Strengths and limitations
  • Gel-filtration chromatography is generally used to separate organic molecules and to determine their molecular weights and molecular weight distributions.
  • Gel-filtration chromatography is an excellent technique for removing low-molecular-size contaminants from a purified protein sample for structural and functional analysis.
  • The process can be conducted under mild conditions: from 37oC to cold room temperature.
  • The molecules can be separated with a high resolution and greater efficiency.
  • The absence of a molecule-matrix binding prevents unnecessary damage to fragile molecules.
  • Proteolysis is an issue while separating the proteins by gel-filtration chromatography.
  • Because of the large size of the columns, large volumes of eluent are required which may lead to excessive running costs.


  1. Irvine, B. G. (2001). Determination of molecular size by size-exclusion chromatography (gel filtration). Curr Protoc Cell Biol, Chapter 5: Unit 5.5.

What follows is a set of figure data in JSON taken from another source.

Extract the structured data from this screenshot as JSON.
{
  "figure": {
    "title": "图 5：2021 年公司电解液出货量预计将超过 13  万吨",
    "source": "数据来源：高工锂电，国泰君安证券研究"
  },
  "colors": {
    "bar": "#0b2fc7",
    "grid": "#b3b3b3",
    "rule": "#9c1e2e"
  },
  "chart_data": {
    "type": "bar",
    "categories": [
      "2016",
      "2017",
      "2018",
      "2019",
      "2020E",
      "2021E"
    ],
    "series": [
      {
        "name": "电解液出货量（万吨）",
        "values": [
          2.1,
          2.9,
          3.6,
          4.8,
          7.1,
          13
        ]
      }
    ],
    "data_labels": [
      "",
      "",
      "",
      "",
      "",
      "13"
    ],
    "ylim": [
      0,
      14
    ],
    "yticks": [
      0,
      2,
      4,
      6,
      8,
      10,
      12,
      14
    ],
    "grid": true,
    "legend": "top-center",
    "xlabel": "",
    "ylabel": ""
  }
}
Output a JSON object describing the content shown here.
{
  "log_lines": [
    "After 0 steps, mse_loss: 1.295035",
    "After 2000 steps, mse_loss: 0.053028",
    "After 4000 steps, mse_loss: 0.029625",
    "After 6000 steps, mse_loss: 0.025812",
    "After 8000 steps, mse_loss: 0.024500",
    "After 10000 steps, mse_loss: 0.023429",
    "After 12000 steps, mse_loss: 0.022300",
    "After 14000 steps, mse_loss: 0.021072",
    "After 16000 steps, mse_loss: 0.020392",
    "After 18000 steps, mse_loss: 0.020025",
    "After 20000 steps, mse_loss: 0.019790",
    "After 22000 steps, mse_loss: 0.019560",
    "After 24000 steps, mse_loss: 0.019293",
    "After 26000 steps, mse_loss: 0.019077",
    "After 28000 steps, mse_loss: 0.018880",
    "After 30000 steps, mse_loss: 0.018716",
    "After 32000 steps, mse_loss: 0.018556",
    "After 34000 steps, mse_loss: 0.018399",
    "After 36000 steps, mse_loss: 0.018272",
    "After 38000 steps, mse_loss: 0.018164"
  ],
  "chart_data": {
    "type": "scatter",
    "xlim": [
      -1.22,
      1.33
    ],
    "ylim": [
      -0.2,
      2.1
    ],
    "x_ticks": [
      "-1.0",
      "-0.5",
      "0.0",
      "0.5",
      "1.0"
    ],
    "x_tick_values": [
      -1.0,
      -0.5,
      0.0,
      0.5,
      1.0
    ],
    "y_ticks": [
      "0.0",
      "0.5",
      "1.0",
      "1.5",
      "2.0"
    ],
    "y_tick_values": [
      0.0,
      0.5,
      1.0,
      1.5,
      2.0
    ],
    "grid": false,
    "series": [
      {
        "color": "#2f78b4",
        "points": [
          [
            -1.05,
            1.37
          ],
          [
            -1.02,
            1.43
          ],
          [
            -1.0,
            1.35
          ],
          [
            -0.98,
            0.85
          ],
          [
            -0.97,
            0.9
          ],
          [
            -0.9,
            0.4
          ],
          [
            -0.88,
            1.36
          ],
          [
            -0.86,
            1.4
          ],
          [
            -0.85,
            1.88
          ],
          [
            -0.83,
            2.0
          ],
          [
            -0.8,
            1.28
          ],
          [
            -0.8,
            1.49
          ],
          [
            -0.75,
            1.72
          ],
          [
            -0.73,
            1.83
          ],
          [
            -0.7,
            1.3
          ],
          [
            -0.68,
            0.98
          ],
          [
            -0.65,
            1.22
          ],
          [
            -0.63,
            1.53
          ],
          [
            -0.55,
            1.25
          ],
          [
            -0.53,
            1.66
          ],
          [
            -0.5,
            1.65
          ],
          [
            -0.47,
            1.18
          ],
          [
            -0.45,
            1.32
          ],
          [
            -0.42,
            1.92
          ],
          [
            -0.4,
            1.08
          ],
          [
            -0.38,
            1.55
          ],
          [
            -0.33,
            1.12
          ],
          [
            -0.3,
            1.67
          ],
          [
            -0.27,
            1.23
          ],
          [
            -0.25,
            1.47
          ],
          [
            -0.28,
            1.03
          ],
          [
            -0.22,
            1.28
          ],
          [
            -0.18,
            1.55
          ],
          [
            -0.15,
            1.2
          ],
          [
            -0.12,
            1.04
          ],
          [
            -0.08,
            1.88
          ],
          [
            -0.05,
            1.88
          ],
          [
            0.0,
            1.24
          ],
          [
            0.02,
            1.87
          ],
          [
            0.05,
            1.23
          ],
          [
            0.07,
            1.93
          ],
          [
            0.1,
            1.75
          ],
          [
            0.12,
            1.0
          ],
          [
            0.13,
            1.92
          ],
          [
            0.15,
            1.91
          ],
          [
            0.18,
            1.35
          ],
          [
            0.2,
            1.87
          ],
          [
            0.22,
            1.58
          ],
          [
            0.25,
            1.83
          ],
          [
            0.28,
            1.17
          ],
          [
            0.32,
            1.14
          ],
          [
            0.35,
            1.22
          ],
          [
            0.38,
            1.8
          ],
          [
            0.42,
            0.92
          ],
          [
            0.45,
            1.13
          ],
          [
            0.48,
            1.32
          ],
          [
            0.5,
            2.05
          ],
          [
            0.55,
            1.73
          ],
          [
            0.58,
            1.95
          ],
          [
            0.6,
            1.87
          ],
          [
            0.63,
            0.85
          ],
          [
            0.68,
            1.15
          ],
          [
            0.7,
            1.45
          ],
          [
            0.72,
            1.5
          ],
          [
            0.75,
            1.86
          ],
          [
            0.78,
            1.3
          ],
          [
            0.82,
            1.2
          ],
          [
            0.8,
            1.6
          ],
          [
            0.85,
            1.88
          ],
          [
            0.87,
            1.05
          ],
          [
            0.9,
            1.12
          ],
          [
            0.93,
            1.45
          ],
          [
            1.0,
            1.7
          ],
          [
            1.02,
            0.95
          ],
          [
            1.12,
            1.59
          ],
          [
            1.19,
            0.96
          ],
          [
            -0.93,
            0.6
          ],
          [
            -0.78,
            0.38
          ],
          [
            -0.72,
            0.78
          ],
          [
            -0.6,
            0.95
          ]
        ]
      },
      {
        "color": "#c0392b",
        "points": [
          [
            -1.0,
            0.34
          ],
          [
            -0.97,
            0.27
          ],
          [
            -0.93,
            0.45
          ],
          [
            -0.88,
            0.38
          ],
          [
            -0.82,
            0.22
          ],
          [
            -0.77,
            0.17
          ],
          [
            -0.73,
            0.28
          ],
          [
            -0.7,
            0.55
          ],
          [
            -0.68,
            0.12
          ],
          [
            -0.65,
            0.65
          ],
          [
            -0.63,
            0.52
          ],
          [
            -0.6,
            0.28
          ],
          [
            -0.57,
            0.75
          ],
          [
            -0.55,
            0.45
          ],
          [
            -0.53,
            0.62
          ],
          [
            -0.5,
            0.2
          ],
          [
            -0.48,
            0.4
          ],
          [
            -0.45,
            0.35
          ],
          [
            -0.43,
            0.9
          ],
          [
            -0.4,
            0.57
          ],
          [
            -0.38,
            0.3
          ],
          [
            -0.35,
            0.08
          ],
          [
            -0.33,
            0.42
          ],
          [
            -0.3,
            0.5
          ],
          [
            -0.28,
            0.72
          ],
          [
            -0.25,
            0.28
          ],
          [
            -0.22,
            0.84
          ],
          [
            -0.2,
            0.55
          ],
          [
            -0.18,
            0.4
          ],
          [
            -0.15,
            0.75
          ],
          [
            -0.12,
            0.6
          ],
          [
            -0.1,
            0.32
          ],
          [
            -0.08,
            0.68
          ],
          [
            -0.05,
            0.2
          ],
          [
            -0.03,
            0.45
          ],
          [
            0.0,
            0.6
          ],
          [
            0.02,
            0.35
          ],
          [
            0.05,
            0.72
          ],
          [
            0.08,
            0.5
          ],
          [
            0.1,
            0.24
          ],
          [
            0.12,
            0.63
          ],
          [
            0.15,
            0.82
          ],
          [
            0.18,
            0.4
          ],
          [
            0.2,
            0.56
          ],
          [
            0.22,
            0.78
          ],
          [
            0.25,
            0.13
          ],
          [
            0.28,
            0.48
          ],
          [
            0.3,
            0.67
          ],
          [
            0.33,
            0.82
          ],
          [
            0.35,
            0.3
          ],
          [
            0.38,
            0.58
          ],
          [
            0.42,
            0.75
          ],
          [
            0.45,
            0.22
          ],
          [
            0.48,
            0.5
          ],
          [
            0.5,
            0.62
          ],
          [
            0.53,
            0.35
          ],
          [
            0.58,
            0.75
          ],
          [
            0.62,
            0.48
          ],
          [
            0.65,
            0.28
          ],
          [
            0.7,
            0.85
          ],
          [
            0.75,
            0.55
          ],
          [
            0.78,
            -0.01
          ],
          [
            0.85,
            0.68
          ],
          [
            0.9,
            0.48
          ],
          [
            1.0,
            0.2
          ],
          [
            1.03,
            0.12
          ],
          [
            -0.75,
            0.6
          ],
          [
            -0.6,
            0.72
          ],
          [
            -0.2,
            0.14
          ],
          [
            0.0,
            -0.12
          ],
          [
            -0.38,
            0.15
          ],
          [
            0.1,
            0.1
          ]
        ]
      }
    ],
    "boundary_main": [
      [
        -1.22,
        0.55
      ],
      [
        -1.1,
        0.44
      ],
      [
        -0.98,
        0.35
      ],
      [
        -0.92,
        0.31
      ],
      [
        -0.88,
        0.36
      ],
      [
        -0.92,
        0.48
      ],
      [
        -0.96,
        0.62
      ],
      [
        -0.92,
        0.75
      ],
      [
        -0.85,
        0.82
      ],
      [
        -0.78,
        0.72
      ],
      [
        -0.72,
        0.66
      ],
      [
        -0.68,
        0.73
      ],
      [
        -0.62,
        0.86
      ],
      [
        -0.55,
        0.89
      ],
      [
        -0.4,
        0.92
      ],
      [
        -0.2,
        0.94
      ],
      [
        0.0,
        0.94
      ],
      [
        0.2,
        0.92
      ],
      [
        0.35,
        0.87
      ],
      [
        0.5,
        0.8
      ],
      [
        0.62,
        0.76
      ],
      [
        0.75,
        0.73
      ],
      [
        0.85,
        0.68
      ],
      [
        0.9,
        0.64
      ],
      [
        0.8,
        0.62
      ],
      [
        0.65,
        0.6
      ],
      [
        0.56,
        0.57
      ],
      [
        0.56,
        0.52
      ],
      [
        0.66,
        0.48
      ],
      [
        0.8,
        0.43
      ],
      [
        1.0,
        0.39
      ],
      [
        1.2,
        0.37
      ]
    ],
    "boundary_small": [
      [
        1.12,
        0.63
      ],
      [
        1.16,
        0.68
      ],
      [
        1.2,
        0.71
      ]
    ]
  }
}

  2. S. Gordon., J. Deng., J. L. Lu., & Davidson., S. W. (2010). Proteomic characterization of human plasma high density lipoprotein fractionated by gel filtration chromatography. J Proteome Res, 9(10), 5239-49.
  3. Tepfer., & Taylor., E. I. (1981). The permeability of plant cell walls as measured by gel filtration chromatography. Science, 213(4509), 761-3.
  4. L. Andersson., W. T. Barrowcliffe., E. Holmer., A. E. Johnson., & Sims., G. E. (1976). Anticoagulant properties of heparin fractionated by affinity chromatography on matrix-bound antithrombin iii and by gel filtration. Thromb Res, 9(6), 575-83.
  5. Hong., S. Koza., & Bouvier., S. E. (2012). Size-Exclusion Chromatography for the Analysis of Protein Biotherapeutics and their Aggregates. J Liq Chromatogr Relat Technol, 35(20), 2923-2950.